10 things the World Bank says about Uganda’s economy

President Yoweri Museveni, World Bank Group President Jim Yong Kim (left) and United Nations Secretary-General, Ban Ki-moon in Kampala. Photo: Dominic Chavez/World Bank

The World Bank on Tuesday released its eighth Uganda Economic Update in which it outlined its view of the state of the country’s economy, more than six months after it cut off funding over slow execution of projects. Here are 10 key messages to take away from the report:

1. Economy is slowing, fast
Uganda’s economy grew by an average of 7% between 1990 and 2010, outgunning many of its rivals in the region and in sub-Saharan Africa. That pace is gone, however, and the economy has only grown by an average of 4.5% since 2012, held back by political instability in the country and the region, low agricultural output and weaker global commodity prices.

2. Betting on energy and transport infrastructure 
The government is investing heavily in energy and transport infrastructure, including new roads, a new standard gauge railway and at least two hydropower dams on the River Nile but this bet is yet to pay off, and delays in construction and cost overruns pose a risk for fiscal deficit and public debt.

3. Central Bank controls in election season
The Central Bank kept a tight leash on money supply around election time in 2016 and managed to keep inflation at around 4.7% in the first half of the 2016/17 financial year but the result was an economy that struggled to grow, with growth falling 0.2% in Q1 2016/17, compared to a 0.6% growth year-on-year. Agriculture declined 1.1% while the service sector remained flat.

4. Exports lagging behind imports
The country is simply not exporting enough and what it exports is still unprocessed and low value, mostly cotton and coffee. Instability in South Sudan, a key export market, hasn’t helped and imports are expected to rise to 20.4% of GDP in 2016/17 up from 18% in 2015/16. It means that Uganda’s exports will only be able to pay for 55% of imports.

5. Running on empty, fuelled by debt
The fall in crude oil prices helped reduce the current account deficit from 7.6% in 2013/14 to 5.7% in 2015/16 but lower export earnings and a rush to borrow for infrastructure projects have seen it climb rapidly to 7.1% of GDP. Lower tax revenues and delays in completing infrastructure projects have also put pressure on the fiscal deficit.

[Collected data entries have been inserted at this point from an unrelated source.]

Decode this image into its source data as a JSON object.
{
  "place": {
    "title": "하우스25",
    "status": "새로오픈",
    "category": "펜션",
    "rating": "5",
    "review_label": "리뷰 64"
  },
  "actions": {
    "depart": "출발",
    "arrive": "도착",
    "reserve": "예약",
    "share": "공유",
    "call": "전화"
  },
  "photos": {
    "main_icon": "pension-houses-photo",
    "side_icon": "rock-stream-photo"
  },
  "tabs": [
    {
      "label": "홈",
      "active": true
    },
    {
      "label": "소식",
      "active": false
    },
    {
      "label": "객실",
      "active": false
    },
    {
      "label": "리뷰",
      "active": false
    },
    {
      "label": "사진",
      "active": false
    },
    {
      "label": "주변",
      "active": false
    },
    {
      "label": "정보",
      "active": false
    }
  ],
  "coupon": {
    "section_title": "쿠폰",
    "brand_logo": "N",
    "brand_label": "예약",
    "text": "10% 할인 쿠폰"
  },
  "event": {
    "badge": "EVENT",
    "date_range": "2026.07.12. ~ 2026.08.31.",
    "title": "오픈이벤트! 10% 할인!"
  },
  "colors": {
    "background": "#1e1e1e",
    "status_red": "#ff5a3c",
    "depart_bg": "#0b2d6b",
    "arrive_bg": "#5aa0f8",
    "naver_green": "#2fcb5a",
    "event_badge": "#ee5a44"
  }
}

6. Investor confidence dips
Foreign direct investment has fallen from more than $1billion in 2013/14 to $512million in 2015/16 on the back of global uncertainty as well as delays to unlock investment in key sectors, particularly oil and gas. It was felt in the economy in Q1 2016/17; while construction grew year-on-year from 4.7% to 9.2%, manufacturing slowed by 4.7% and, trade declined from a growth of 1.5% to 0.7% while agriculture grew by negative 1.1%.

7. Mobile cash is king
One in two Ugandan adults, roughly eight million people, now have access to the formal financial system. However, only three in 10 adults have bank accounts and most of the rest – about seven million – access financial services through mobile money. If cash is king mobile money is King Kong!

8. Bankers hang onto their umbrellas
The Central Bank is loosening its monetary policy to drive growth but commercial banks continue to play it safe. On the one hand, banks do not pass on lower interest rates to borrowing customers quickly enough: in the six months to September 2016 interest rates on treasury bills and fixed deposits fell by 5%, compared to a 3% drop in the Central Bank Rate yet lending rates between December 2015 and October 2016 only fell marginally from 24.7% to 23.9%.

In addition, banks are more reluctant to lend in the face of increases in non-performing loans. In the year to September 2016 lending to all sectors in the economy dropped, with lending to manufacturing dropping by a production line-stopping 13.7%.

9. Shilling still in the woods
The tight monetary policy during the elections helped the Shilling hold steady after 24 months of losing value against the dollar and other international currencies but the Ugandan unit remains vulnerable; as the Central Bank loosened the monetary policy to spark growth, the Shilling lost 6% in the last three months of 2016.

10. Growth might be too slow to make middle-income target
Overall, the Ugandan economy offers a mixed picture. The number of households living on less than $2 a day continues to drop, to 34% by the end of 2014/15 but it is not dropping as fast as it did between 2006 and 2013, when it dropped by about 2.7% per year. Also, the World Bank expects the economy to grow at 4.5% this financial year, rising to 5.2% in 2017/18 and to 6% in 2018/19 but this rate, held back by low business confidence, political instability and the high cost of credit, is slower than Uganda needs to meet its middle-income targets.